Numerama et PCInpact se sont fait l’écho d’une circulaire dont l’existence aurait été révélée par Sandrine Rouja (Juriscom / C-logeek). Ce document, en date du 6 août 2010 a le bon goût de répondre à une bonne partie des questions qu’on se posait sur le respect du droit à une justice équitable, l’inversion de la charge de la preuve ou du pouvoir que l’on donnait aux ayants-droit avec le petit problème de constitutionnalité que cela avait posé pour HADOPI 1. Contre toute attente, cette circulaire nous apporte une réponse claire : la supression des enquêtes de police. Oui vous avez bien compris, vous n’aurez pas le droit de vous défendre devant le juge à moins que vous ne soyez une brute épaisse en analyse forensic.

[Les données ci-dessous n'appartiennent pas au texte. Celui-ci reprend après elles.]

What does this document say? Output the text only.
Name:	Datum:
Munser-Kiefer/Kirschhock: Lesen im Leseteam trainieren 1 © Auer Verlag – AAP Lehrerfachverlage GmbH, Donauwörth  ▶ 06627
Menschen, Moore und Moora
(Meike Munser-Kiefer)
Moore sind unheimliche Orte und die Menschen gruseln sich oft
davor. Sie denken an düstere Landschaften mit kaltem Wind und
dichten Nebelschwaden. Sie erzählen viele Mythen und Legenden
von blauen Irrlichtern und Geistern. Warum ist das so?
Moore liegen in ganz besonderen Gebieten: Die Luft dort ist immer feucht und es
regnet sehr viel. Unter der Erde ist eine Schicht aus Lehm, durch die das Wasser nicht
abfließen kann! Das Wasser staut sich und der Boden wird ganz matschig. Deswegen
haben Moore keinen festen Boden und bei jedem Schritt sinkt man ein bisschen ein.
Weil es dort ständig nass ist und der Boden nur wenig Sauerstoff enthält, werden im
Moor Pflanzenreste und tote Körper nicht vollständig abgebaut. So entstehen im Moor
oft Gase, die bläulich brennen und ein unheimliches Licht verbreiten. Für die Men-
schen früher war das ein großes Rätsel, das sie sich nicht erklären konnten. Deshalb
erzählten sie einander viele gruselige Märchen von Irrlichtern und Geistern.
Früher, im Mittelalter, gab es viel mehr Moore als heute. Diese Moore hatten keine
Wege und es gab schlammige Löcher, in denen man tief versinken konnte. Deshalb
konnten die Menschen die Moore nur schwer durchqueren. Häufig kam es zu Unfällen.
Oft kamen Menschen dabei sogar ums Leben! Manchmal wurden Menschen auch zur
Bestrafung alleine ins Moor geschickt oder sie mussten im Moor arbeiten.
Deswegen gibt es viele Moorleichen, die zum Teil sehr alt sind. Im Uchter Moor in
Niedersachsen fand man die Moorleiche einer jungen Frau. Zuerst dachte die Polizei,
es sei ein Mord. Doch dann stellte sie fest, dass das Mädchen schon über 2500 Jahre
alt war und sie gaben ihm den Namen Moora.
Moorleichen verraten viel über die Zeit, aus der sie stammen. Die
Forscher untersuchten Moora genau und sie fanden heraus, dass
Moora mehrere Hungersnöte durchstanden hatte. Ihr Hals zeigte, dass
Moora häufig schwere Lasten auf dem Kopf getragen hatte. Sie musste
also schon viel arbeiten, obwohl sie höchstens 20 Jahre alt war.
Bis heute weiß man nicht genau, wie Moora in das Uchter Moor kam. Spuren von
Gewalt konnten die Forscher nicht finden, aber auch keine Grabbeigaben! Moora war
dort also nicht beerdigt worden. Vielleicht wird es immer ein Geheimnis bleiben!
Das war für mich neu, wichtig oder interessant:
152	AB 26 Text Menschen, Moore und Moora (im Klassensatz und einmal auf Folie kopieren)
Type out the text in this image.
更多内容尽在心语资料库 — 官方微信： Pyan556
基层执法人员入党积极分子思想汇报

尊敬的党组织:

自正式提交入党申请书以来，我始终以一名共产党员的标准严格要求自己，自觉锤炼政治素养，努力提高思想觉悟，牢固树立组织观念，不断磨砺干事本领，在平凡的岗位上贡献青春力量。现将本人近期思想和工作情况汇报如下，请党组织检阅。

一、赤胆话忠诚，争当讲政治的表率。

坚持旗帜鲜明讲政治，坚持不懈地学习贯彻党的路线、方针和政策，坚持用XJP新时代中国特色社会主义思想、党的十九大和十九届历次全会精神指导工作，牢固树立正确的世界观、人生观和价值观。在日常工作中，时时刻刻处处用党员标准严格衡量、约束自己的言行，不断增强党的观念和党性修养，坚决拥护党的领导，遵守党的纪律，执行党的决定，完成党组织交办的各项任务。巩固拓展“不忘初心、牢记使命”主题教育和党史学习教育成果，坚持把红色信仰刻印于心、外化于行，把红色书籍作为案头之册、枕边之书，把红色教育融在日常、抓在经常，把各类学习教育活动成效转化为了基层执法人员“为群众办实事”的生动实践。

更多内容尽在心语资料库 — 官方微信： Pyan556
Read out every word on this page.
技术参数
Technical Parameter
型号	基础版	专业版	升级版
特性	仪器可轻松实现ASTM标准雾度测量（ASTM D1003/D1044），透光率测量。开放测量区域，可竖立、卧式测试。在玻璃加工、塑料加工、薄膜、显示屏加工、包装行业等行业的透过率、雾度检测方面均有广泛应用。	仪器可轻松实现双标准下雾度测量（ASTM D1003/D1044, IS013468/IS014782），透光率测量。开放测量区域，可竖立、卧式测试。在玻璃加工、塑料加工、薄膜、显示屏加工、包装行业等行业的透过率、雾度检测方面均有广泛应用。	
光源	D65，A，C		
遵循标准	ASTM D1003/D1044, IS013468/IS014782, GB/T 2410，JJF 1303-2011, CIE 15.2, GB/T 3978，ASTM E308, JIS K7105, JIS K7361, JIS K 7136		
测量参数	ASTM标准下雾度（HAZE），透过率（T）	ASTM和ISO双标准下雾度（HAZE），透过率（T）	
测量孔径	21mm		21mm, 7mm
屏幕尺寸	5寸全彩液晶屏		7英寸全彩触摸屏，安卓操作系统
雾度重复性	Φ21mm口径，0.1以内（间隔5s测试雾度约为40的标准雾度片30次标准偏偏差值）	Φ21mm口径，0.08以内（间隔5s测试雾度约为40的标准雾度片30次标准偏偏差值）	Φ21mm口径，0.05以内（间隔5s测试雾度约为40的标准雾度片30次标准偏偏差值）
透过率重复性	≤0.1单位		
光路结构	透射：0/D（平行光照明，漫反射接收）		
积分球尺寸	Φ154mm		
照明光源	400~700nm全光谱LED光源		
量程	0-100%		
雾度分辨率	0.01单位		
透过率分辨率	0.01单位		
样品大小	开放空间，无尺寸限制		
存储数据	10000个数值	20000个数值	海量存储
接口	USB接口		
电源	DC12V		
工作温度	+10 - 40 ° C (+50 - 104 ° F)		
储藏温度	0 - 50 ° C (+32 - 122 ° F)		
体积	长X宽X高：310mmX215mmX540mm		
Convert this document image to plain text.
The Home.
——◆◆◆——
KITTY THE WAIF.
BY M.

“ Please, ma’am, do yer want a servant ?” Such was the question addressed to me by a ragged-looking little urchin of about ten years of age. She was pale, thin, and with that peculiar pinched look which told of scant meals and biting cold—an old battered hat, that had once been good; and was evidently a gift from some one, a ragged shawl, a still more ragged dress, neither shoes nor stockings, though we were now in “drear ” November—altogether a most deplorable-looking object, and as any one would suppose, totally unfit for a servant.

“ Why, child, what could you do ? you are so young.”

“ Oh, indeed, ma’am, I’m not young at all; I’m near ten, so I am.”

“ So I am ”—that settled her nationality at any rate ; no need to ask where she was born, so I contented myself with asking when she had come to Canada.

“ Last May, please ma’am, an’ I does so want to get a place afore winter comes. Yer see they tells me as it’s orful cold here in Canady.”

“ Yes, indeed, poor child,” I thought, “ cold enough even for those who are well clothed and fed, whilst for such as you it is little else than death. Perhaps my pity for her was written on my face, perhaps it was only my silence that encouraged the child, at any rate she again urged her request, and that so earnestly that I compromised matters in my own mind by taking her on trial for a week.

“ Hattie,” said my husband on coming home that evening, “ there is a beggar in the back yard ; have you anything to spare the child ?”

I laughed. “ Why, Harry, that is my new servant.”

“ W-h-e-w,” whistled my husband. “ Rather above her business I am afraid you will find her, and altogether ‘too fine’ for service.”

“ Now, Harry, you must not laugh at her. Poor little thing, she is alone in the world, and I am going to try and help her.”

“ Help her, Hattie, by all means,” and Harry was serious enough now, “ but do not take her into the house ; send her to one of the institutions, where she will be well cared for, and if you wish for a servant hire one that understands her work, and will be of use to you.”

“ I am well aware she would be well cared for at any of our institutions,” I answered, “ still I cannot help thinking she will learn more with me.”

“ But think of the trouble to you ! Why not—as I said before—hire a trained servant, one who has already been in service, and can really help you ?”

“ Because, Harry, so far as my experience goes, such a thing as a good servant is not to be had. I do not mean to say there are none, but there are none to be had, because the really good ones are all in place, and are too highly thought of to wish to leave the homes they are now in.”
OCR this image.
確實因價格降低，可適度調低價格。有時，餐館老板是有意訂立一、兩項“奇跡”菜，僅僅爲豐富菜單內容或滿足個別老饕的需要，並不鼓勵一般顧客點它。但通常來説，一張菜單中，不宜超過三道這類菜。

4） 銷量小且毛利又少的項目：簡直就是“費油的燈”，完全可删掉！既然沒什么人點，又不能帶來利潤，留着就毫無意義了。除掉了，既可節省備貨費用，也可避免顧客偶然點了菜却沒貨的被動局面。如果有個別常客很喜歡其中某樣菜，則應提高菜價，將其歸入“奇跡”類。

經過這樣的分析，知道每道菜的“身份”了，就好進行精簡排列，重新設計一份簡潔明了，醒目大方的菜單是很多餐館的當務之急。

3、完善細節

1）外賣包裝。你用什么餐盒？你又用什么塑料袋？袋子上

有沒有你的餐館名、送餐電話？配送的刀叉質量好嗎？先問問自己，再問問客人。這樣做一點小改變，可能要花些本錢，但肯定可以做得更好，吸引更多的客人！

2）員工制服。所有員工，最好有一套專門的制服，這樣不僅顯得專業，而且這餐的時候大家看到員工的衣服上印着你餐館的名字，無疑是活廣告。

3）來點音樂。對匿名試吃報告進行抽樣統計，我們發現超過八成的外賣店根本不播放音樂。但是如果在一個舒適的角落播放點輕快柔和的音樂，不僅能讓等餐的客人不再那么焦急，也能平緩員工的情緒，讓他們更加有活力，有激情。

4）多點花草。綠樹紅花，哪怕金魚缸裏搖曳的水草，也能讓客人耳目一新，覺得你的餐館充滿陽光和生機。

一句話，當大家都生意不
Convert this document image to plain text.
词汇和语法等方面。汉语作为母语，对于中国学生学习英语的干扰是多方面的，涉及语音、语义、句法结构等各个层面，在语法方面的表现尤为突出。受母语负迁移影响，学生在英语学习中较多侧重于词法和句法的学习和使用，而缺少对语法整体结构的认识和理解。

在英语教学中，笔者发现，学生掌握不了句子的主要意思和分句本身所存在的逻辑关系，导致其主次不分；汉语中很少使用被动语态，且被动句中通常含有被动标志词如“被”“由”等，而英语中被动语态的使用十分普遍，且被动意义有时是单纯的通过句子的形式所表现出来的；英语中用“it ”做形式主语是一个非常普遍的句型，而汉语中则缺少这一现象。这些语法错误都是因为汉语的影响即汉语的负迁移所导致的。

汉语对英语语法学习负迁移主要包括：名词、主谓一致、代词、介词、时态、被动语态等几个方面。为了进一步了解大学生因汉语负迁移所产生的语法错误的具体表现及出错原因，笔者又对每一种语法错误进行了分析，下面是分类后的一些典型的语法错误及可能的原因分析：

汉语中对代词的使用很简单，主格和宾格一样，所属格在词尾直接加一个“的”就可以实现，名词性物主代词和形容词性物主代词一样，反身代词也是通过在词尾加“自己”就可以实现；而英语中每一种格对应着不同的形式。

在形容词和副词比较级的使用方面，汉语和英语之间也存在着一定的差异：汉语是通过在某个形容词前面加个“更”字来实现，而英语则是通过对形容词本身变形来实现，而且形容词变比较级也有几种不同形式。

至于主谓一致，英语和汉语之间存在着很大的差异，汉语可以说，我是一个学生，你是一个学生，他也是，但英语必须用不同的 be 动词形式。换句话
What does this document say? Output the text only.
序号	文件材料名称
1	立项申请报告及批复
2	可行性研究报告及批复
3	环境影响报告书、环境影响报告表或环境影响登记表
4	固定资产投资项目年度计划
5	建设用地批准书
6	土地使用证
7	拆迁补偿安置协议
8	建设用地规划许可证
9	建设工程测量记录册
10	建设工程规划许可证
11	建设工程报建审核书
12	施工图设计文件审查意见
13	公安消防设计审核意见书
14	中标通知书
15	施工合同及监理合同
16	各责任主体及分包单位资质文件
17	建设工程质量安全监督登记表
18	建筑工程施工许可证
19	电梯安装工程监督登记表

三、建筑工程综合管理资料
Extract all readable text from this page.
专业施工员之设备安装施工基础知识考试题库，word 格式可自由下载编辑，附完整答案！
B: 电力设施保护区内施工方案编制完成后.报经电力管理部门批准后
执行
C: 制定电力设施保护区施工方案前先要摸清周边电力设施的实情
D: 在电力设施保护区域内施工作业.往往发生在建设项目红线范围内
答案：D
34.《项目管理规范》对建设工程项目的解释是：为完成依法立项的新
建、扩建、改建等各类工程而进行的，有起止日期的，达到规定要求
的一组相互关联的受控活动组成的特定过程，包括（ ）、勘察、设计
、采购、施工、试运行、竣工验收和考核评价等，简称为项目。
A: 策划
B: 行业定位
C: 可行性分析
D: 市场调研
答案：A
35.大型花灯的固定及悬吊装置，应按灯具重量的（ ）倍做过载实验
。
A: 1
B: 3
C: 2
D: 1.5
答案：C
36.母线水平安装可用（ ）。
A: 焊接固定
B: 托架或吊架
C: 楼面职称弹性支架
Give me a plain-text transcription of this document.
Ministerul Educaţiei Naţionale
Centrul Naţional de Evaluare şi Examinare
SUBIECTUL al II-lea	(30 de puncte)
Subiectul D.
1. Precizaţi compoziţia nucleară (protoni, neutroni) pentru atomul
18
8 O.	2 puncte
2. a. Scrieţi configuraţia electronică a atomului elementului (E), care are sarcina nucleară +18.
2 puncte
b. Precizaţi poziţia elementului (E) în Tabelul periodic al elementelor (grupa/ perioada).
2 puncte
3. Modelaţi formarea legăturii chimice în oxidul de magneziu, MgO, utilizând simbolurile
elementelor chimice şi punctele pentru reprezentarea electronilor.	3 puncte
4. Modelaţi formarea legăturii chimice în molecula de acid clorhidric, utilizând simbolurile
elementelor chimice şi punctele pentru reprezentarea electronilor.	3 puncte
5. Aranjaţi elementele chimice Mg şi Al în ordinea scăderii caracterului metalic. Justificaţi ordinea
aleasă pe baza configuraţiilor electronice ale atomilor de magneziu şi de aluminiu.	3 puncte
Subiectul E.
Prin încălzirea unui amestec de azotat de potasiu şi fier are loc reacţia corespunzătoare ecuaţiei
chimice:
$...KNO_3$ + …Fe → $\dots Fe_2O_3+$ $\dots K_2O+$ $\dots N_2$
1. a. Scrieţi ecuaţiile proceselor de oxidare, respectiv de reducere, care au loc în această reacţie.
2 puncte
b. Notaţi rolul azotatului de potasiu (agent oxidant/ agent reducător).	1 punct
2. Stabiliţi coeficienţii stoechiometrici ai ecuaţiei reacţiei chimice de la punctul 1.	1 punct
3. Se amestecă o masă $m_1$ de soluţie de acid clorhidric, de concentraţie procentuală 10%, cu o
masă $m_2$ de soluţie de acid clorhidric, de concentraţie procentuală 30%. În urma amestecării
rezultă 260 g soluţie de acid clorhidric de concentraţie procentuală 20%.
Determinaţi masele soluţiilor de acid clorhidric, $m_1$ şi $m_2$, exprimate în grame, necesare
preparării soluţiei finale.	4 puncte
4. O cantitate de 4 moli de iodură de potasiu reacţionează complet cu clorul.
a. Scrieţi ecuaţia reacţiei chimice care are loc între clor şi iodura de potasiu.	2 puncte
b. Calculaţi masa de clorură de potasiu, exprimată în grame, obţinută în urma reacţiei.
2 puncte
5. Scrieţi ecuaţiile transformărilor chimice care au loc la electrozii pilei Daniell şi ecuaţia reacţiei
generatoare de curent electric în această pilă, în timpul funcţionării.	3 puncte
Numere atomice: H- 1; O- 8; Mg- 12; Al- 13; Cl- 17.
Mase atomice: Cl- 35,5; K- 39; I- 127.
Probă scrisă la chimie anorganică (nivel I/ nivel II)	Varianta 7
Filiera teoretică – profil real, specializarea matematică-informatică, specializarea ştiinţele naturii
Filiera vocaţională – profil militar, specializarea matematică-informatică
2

Numerama relève en page 5 de la circulaire :

« dans le double objectif d’assurer la rapidité de la réponse pénale et de veiller à ce que le nouveau dispositif ne conduise à un engorgement des services de police et de gendarmerie, il conviendra d’éviter, sauf cas particulier, qu’une seconde enquête soit diligentée par ces services. »

On a ici une donnée intéressante puisqu’il est fait référence à une seconde enquête (la première étant celle de sociétés mandatées par des sociétés privées et dont personne ne s’est pour le moment intéressé aux modalités de facturation .. y a t-il des primes au rendement ?). L’enquête d’une société privée prévaudrait donc sur l’accès à une justice équitable.

Pouvait -il en être autrement ?

Non ! Clairement non… Vous croyez que le législateur s’est cassé la tête à inverser la charge de la preuve pour voir s’engorger les tribunaux d’enquêtes techniques pouvant être onéreuses. Prouver qu’une infraction a été commise par un tiers et par l’intermédiaire d’un cheval de Troie non détecté par l’anti-virus de Madame Michu pourtant installé par son petit fils, ingénieur informaticien, sur un Windows cracké …

Comme on le craignait donc depuis le début, il ne va pas être aisé de se défendre devant la HADOPI. C’est d’autant plus révoltant qu’on a ici la démonstration parfaite d’une inversion de la charge de la preuve, doublée d’une obligation de sécurisation de l’accès Internet pour lequel on nage toujours dans une étonnante “subtilité”. Plus inquiétant encore, on a ici une splendide et élégante manière de contourner l’avi du Conseil Constitutionnel qui observait il y a un peu plus d’un an que “seul un juge pouvait décider de la coupure d’un accès Internet car l’accès au Net est aujourd’hui une composante de la liberté d’information et de la communication“.

Alors oui … la HADOPI va peut-être commencer à faire peur. On arrive bien dans la phase répressive promise… jusque là tout va bien.

Mais une société privée qui se substitue à l’autorité judiciaire, quand on a encore les débats parlementaire en tête sur cette question, c’est particulièrement irritant… et là, je suis tout irrité.